Tehran city council has named a street after an American activist who was crushed to death by an Israeli military bulldozer in the Gaza Strip in 2003, a local newspaper has reported.
The report in the Hamshahri, a daily affiliated with Tehran’s authorities, said the council has named the street Rachel Aliene Corrie. It said the sign would be placed in the city centre, but did not say when it would be displayed.
Corrie, a pro-Palestinian activist from Washington, was trying to prevent what she and other campaigners believed was a push by the Israeli military to demolish nearby Palestinian homes. She was 23 at the time of her death.
Iran does not recognise Israel and supports the Palestinians.

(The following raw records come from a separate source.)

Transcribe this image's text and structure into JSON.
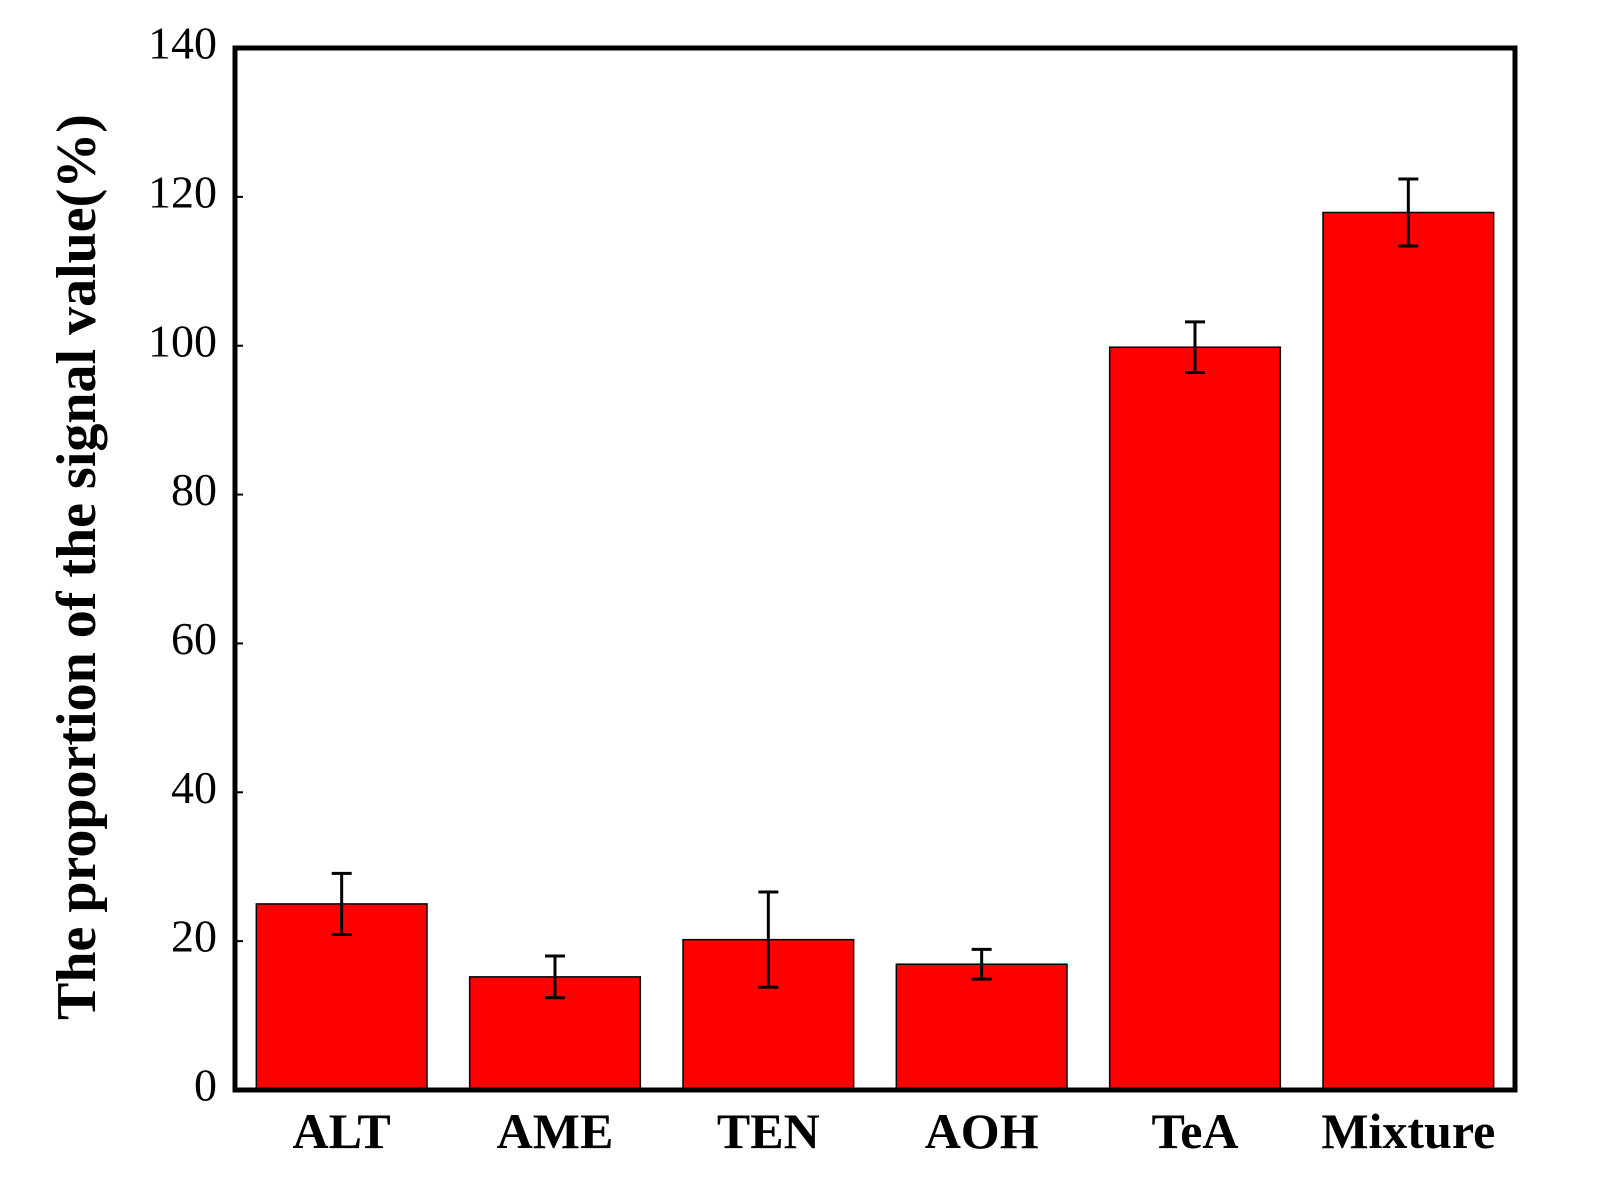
{
  "chart_data": {
    "type": "bar",
    "y_label": "The proportion of the signal value(%)",
    "categories": [
      "ALT",
      "AME",
      "TEN",
      "AOH",
      "TeA",
      "Mixture"
    ],
    "values": [
      25.0,
      15.2,
      20.2,
      16.9,
      99.8,
      117.9
    ],
    "errors": [
      4.1,
      2.8,
      6.4,
      2.0,
      3.4,
      4.5
    ],
    "color": "#ff0000",
    "ylim": [
      0,
      140
    ],
    "yticks": [
      0,
      20,
      40,
      60,
      80,
      100,
      120,
      140
    ]
  }
}
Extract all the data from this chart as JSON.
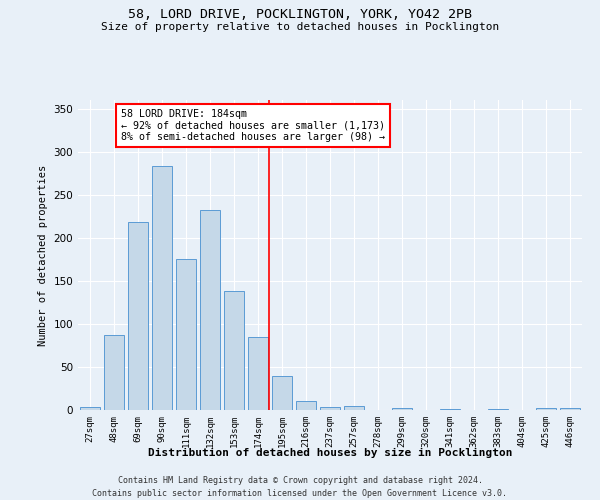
{
  "title1": "58, LORD DRIVE, POCKLINGTON, YORK, YO42 2PB",
  "title2": "Size of property relative to detached houses in Pocklington",
  "xlabel": "Distribution of detached houses by size in Pocklington",
  "ylabel": "Number of detached properties",
  "bins": [
    "27sqm",
    "48sqm",
    "69sqm",
    "90sqm",
    "111sqm",
    "132sqm",
    "153sqm",
    "174sqm",
    "195sqm",
    "216sqm",
    "237sqm",
    "257sqm",
    "278sqm",
    "299sqm",
    "320sqm",
    "341sqm",
    "362sqm",
    "383sqm",
    "404sqm",
    "425sqm",
    "446sqm"
  ],
  "values": [
    3,
    87,
    218,
    283,
    175,
    232,
    138,
    85,
    40,
    10,
    4,
    5,
    0,
    2,
    0,
    1,
    0,
    1,
    0,
    2,
    2
  ],
  "bar_color": "#c5d8e8",
  "bar_edge_color": "#5b9bd5",
  "ref_line_label": "58 LORD DRIVE: 184sqm",
  "annotation_line1": "← 92% of detached houses are smaller (1,173)",
  "annotation_line2": "8% of semi-detached houses are larger (98) →",
  "ylim": [
    0,
    360
  ],
  "yticks": [
    0,
    50,
    100,
    150,
    200,
    250,
    300,
    350
  ],
  "bg_color": "#e8f0f8",
  "footer1": "Contains HM Land Registry data © Crown copyright and database right 2024.",
  "footer2": "Contains public sector information licensed under the Open Government Licence v3.0."
}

The decision marked the first time an Iranian street has been named after a US national since the 1979 Islamic revolution that ousted the pro-west shah Muhammad Reza Pahlavi.
Before the revolution, at least three high streets in the Iranian capital were named after former US presidents: Dwight Eisenhower, John F Kennedy and Franklin Roosevelt.
Iran and the US have not had diplomatic ties since militant students occupied the US embassy in Tehran, holding American diplomats hostage for 444 days from 1979 to 1981.
There are a few streets in the city named after western nationals, including Bobby Sands, a member of the IRA who died on hunger strike in a British prison in 1981, and Edward Brown, a British Orientalist known for his work on Iranian history.
Washington and its allies say Iran is trying to develop nuclear weapons, and have imposed sanctions on the country. Tehran maintains its nuclear programme is for peaceful purposes.